Thanks to a whole lot of snow in Colorado I was pretty much housebound this week. I was also reminded of the number of mouths I’m expected to feed. That total is nine… if I count the four horses, two cats, and one dog besides my wife & me. Now that I think about it, a horse eats enough for two so let’s bump the number to eleven mouths. And nine of those belong to animals.
A year or so ago I wrote a post called Sign Me Up!, where I marveled at the rapidly growing world of subscription-based services. Among my own subscriptions I listed a magazine, a newspaper, and digital music, I also included Chewy, the online pet food supplier whose mission is “to be the most trusted and convenient online destination for pet parents (and partners), everywhere.” At the time I was just trying Chewy out, not willing to go all-in with a subscription. Today? I’m fully on board and wondering why I didn’t sign up sooner.
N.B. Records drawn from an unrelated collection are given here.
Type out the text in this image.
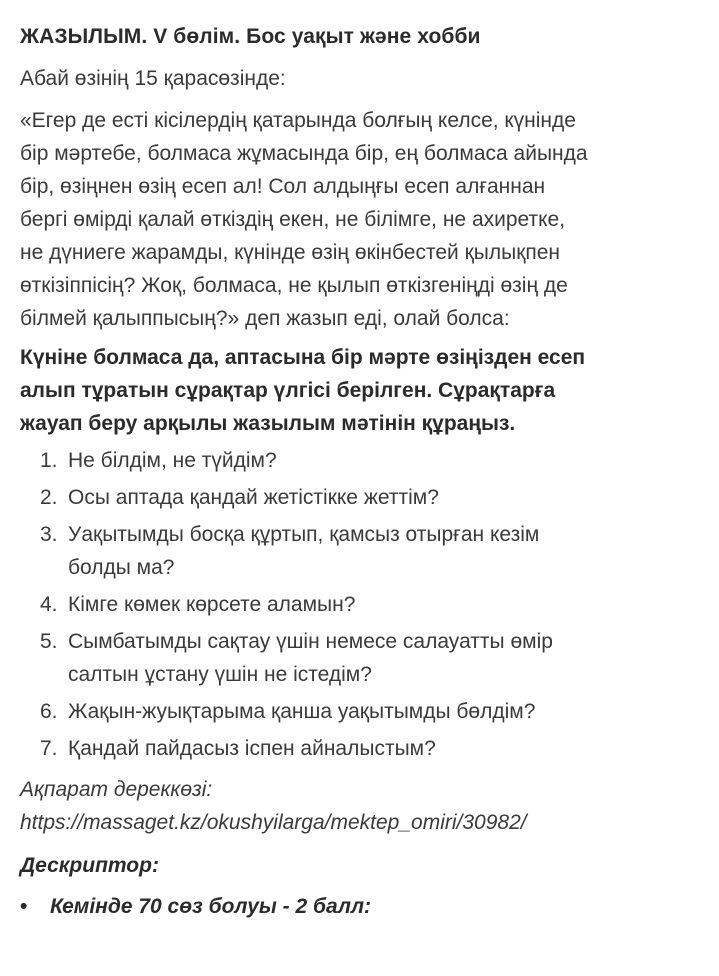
ЖАЗЫЛЫМ. V бөлім. Бос уақыт және хобби
Абай өзінің 15 қарасөзінде:
«Егер де есті кісілердің қатарында болғың келсе, күнінде
бір мәртебе, болмаса жұмасында бір, ең болмаса айында
бір, өзіңнен өзің есеп ал! Сол алдыңғы есеп алғаннан
бергі өмірді қалай өткіздің екен, не білімге, не ахиретке,
не дүниеге жарамды, күнінде өзің өкінбестей қылықпен
өткізіппісің? Жоқ, болмаса, не қылып өткізгеніңді өзің де
білмей қалыппысың?» деп жазып еді, олай болса:
Күніне болмаса да, аптасына бір мәрте өзіңізден есеп
алып тұратын сұрақтар үлгісі берілген. Сұрақтарға
жауап беру арқылы жазылым мәтінін құраңыз.
1. Не білдім, не түйдім?
2. Осы аптада қандай жетістікке жеттім?
3. Уақытымды босқа құртып, қамсыз отырған кезім
болды ма?
4. Кімге көмек көрсете аламын?
5. Сымбатымды сақтау үшін немесе салауатты өмір
салтын ұстану үшін не істедім?
6. Жақын-жуықтарыма қанша уақытымды бөлдім?
7. Қандай пайдасыз іспен айналыстым?
Ақпарат дереккөзі:
https://massaget.kz/okushyilarga/mektep_omiri/30982/
Дескриптор:
• Кемінде 70 сөз болуы - 2 балл:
Every time a Chewy pet food box shows up at my front door my first thought is, “Why didn’t I come up with this idea?” Chewy’s concept is wonderfully simple… and wildly successful. First, create a list of the world’s major suppliers of dog and cat food. Second, negotiate bulk purchases of their products at a discount. Third, set up a small network of fulfillment centers. Finally, sell to customers with some of the discount, keeping the rest for your own operation and profit. It’s a middleman’s recipe for millions. Er, make that billions.
If you think this post is a plug for Chewy you’re darned tootin’ it is. Chewy offers over 2,000 brands of pet food to 15 million subscribed customers. 97% say they’re satisfied. Chewy’s net sales in 2019 were $4.8 billion dollars. Nosh on that impressive number for a second. $4.8 billion sounds like the GDP of a small country. A small country with a lot of pets.
Foresight is everything here. Ten years ago I wouldn’t have believed there were 200 brands of pet food, let alone 2,000. If I go back to my childhood (way more than ten years ago) I can name exactly four pet food brands or products of the day: Purina, Friskies, Alpo, and a curious General Mills creation called Gaines Burgers (“The canned dog food… without the can!”) Well, I also remember a variety box of dog biscuits called “Fives”, but that’s because I snacked on them every now and then when there wasn’t anything else in the pantry. Fives were fit for human consumption. At least, I think they were.
The pet food demand of the 1970s wouldn’t have sustained a subscription service like Chewy. On the other hand, today’s market is a feeding frenzy, especially with more people opting for “fur babies” over children. And don’t think Chewy hasn’t noticed all the doggy daycare and emotional support. Now they also deliver food for your fish, your bird, your snake, and all those farm animals grazing on your backyard lawn (alpacas, anyone?) Chewy even offers a pharmacy of over-the-counter meds when your pet is in some way under the weather.
I was going to wrap up this plug by smugly suggesting Chewy cater to our horses, but of course they already do. I can’t subscribe to hay bales yet (I’m sure they’re working on that) but I can buy grain, treats, blankets, tack, and fly spray. So instead, let me speculate it probably won’t be long before Chewy gets into the “human” food delivery business as well, to compete with Amazon, Wal*Mart, and Target. With Chewy’s millions of subscribed customers, the new offering would take off like a bull in a china shop. Or better, like a big, furry bad boy in a Star Wars movie.